Aus tausenden von jungen Künstlern – oder solchen, die es werden wollen – hatten der frühere Werbeguru und seine vier Helfer sechs ausgewählt. Sie bekamen ein Atelier und mussten sich in der vierteiligen Reality-Serie der BBC mehreren Aufgaben unterziehen, beraten und kritisiert von Experten wie dem Turner-Preisträger Martin Creed und Ralph Rugoff, dem Direktor der Londoner Hayward Gallery. Im Seebad Hastings sollten sie eine Skulptur im öffentlichen Raum gestalten, in Schloss Sudeley Castle mit eigenen Arbeiten auf eine traditionelle Umgebung und die Kunst von Altmeistern reagieren.

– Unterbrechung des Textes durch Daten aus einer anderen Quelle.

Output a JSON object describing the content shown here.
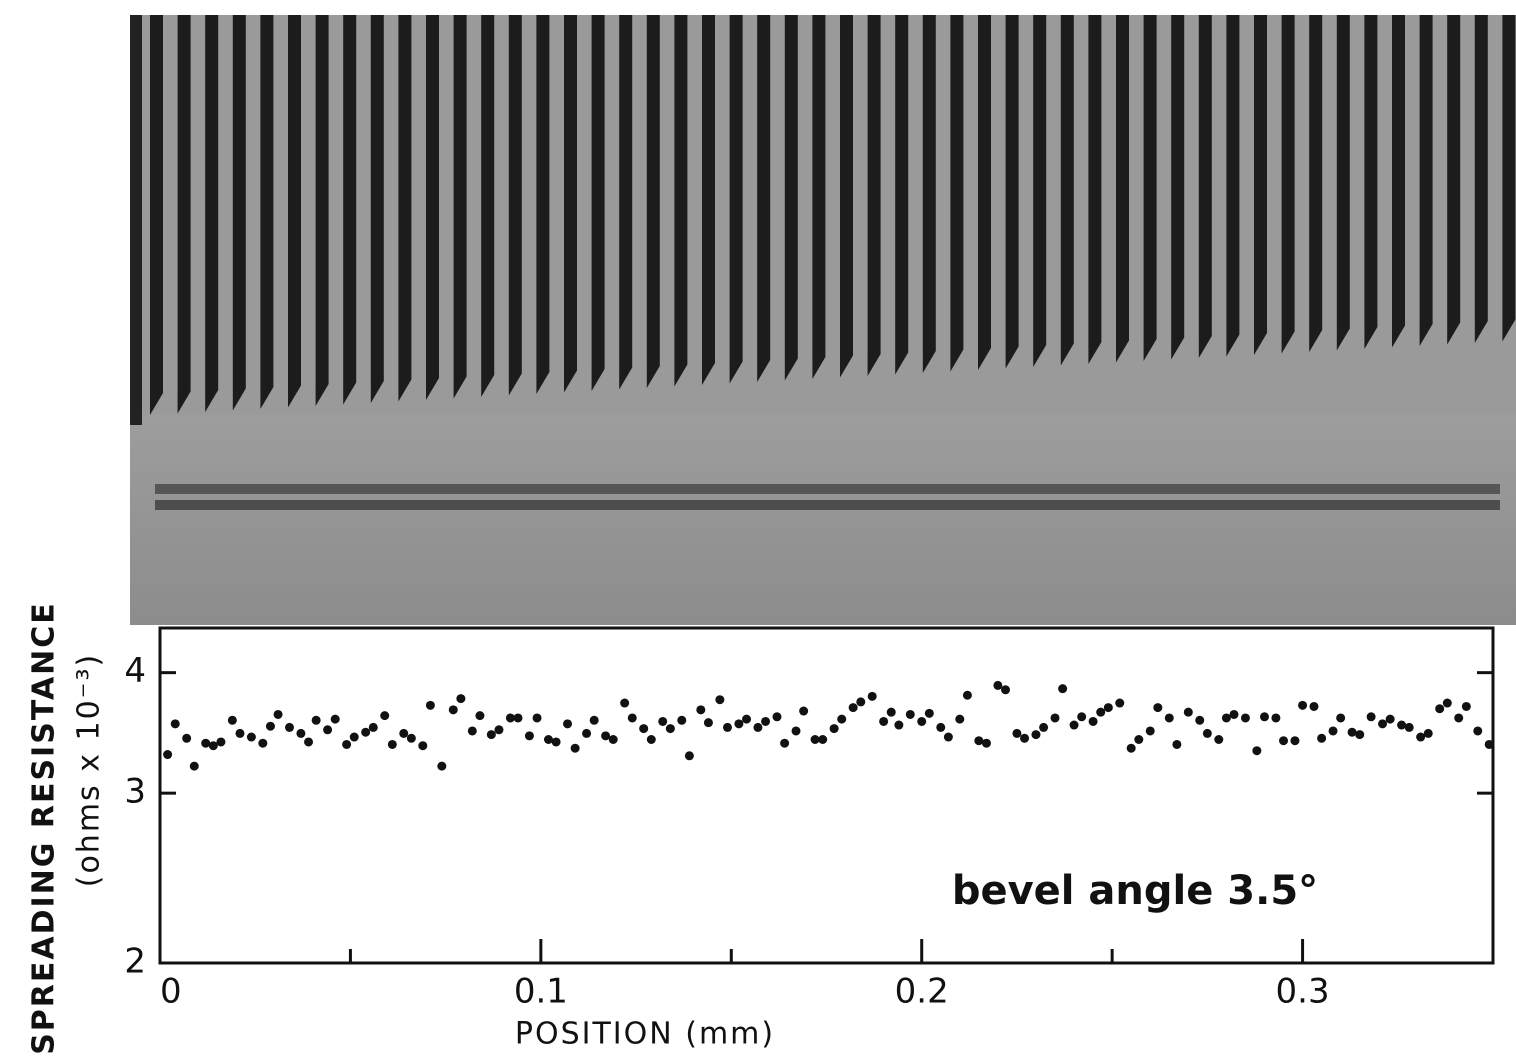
{
  "chart_data": {
    "type": "scatter",
    "x_label": "POSITION (mm)",
    "y_label": "SPREADING RESISTANCE",
    "y_label_units": "(ohms x 10⁻³)",
    "annotation": "bevel angle 3.5°",
    "color": "#111111",
    "y_log_scale": true,
    "xlim": [
      0,
      0.35
    ],
    "ylim": [
      2,
      4.45
    ],
    "xticks": [
      0,
      0.1,
      0.2,
      0.3
    ],
    "xminorticks": [
      0.05,
      0.15,
      0.25
    ],
    "yticks": [
      2,
      3,
      4
    ],
    "series": [
      {
        "color": "#111111",
        "x": [
          0.002,
          0.004,
          0.007,
          0.009,
          0.012,
          0.014,
          0.016,
          0.019,
          0.021,
          0.024,
          0.027,
          0.029,
          0.031,
          0.034,
          0.037,
          0.039,
          0.041,
          0.044,
          0.046,
          0.049,
          0.051,
          0.054,
          0.056,
          0.059,
          0.061,
          0.064,
          0.066,
          0.069,
          0.071,
          0.074,
          0.077,
          0.079,
          0.082,
          0.084,
          0.087,
          0.089,
          0.092,
          0.094,
          0.097,
          0.099,
          0.102,
          0.104,
          0.107,
          0.109,
          0.112,
          0.114,
          0.117,
          0.119,
          0.122,
          0.124,
          0.127,
          0.129,
          0.132,
          0.134,
          0.137,
          0.139,
          0.142,
          0.144,
          0.147,
          0.149,
          0.152,
          0.154,
          0.157,
          0.159,
          0.162,
          0.164,
          0.167,
          0.169,
          0.172,
          0.174,
          0.177,
          0.179,
          0.182,
          0.184,
          0.187,
          0.19,
          0.192,
          0.194,
          0.197,
          0.2,
          0.202,
          0.205,
          0.207,
          0.21,
          0.212,
          0.215,
          0.217,
          0.22,
          0.222,
          0.225,
          0.227,
          0.23,
          0.232,
          0.235,
          0.237,
          0.24,
          0.242,
          0.245,
          0.247,
          0.249,
          0.252,
          0.255,
          0.257,
          0.26,
          0.262,
          0.265,
          0.267,
          0.27,
          0.273,
          0.275,
          0.278,
          0.28,
          0.282,
          0.285,
          0.288,
          0.29,
          0.293,
          0.295,
          0.298,
          0.3,
          0.303,
          0.305,
          0.308,
          0.31,
          0.313,
          0.315,
          0.318,
          0.321,
          0.323,
          0.326,
          0.328,
          0.331,
          0.333,
          0.336,
          0.338,
          0.341,
          0.343,
          0.346,
          0.349
        ],
        "values": [
          3.29,
          3.54,
          3.42,
          3.2,
          3.38,
          3.36,
          3.39,
          3.57,
          3.46,
          3.43,
          3.38,
          3.52,
          3.62,
          3.51,
          3.46,
          3.39,
          3.57,
          3.49,
          3.58,
          3.37,
          3.43,
          3.47,
          3.51,
          3.61,
          3.37,
          3.46,
          3.42,
          3.36,
          3.7,
          3.2,
          3.66,
          3.76,
          3.48,
          3.61,
          3.45,
          3.49,
          3.59,
          3.59,
          3.44,
          3.59,
          3.41,
          3.39,
          3.54,
          3.34,
          3.46,
          3.57,
          3.44,
          3.41,
          3.72,
          3.59,
          3.5,
          3.41,
          3.56,
          3.5,
          3.57,
          3.28,
          3.66,
          3.55,
          3.75,
          3.51,
          3.54,
          3.58,
          3.51,
          3.56,
          3.6,
          3.38,
          3.48,
          3.65,
          3.41,
          3.41,
          3.5,
          3.58,
          3.68,
          3.73,
          3.78,
          3.56,
          3.64,
          3.53,
          3.62,
          3.56,
          3.63,
          3.51,
          3.43,
          3.58,
          3.79,
          3.4,
          3.38,
          3.88,
          3.84,
          3.46,
          3.42,
          3.45,
          3.51,
          3.59,
          3.85,
          3.53,
          3.6,
          3.56,
          3.64,
          3.68,
          3.72,
          3.34,
          3.41,
          3.48,
          3.68,
          3.59,
          3.37,
          3.64,
          3.57,
          3.46,
          3.41,
          3.59,
          3.62,
          3.59,
          3.32,
          3.6,
          3.59,
          3.4,
          3.4,
          3.7,
          3.69,
          3.42,
          3.48,
          3.59,
          3.47,
          3.45,
          3.6,
          3.54,
          3.58,
          3.53,
          3.51,
          3.43,
          3.46,
          3.67,
          3.72,
          3.59,
          3.69,
          3.48,
          3.37
        ]
      }
    ]
  }
}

Nach und nach schälten sich zwei Spitzenreiter heraus: Matt Clark mit seiner ansteckenden Ernsthaftigkeit und Eugenie Scrase, das Küken der Finalisten, mit ihrer jugendlichen Nonchalance. Die letzte zu bewältigende Aufgabe bestätigte den Trend. Die sechs mussten in Saatchis Londoner Privatmuseum eine Gruppenschau organisieren. Clarks Wohnwagen und Scrases aufgespießter Baumstamm ragten heraus, die anderen vier schmierten endgültig ab. Die glückliche Gewinnerin durfte ihren Zaun in Saatchis Schau mit junger britischer Kunst in der Ermitage in St. Petersburg zeigen und bekommt für drei Jahre mietfrei ein Atelier. Der Verlierer bekam als Trostpflaster den Auftrag, eine neue Arbeit zu zeigen, wenn die Schau im nächsten Jahr nach London kommt.

Was sagte uns die Serie über die zeitgenössische Kunst, über das Heranreifen von jungen Künstlern? Nicht viel. Vielleicht nur: Wer wagt, gewinnt. Den Juroren wollte allerdings eine Frage einfach nicht aus dem Kopf: Ist die junge Eugenie nun ein Genie oder ein Scharlatan? Bis zum Schluss blieben sie die Antwort schuldig. Saatchi schien keine Zweifel zu haben. Ob er sich der Ironie bewusst ist?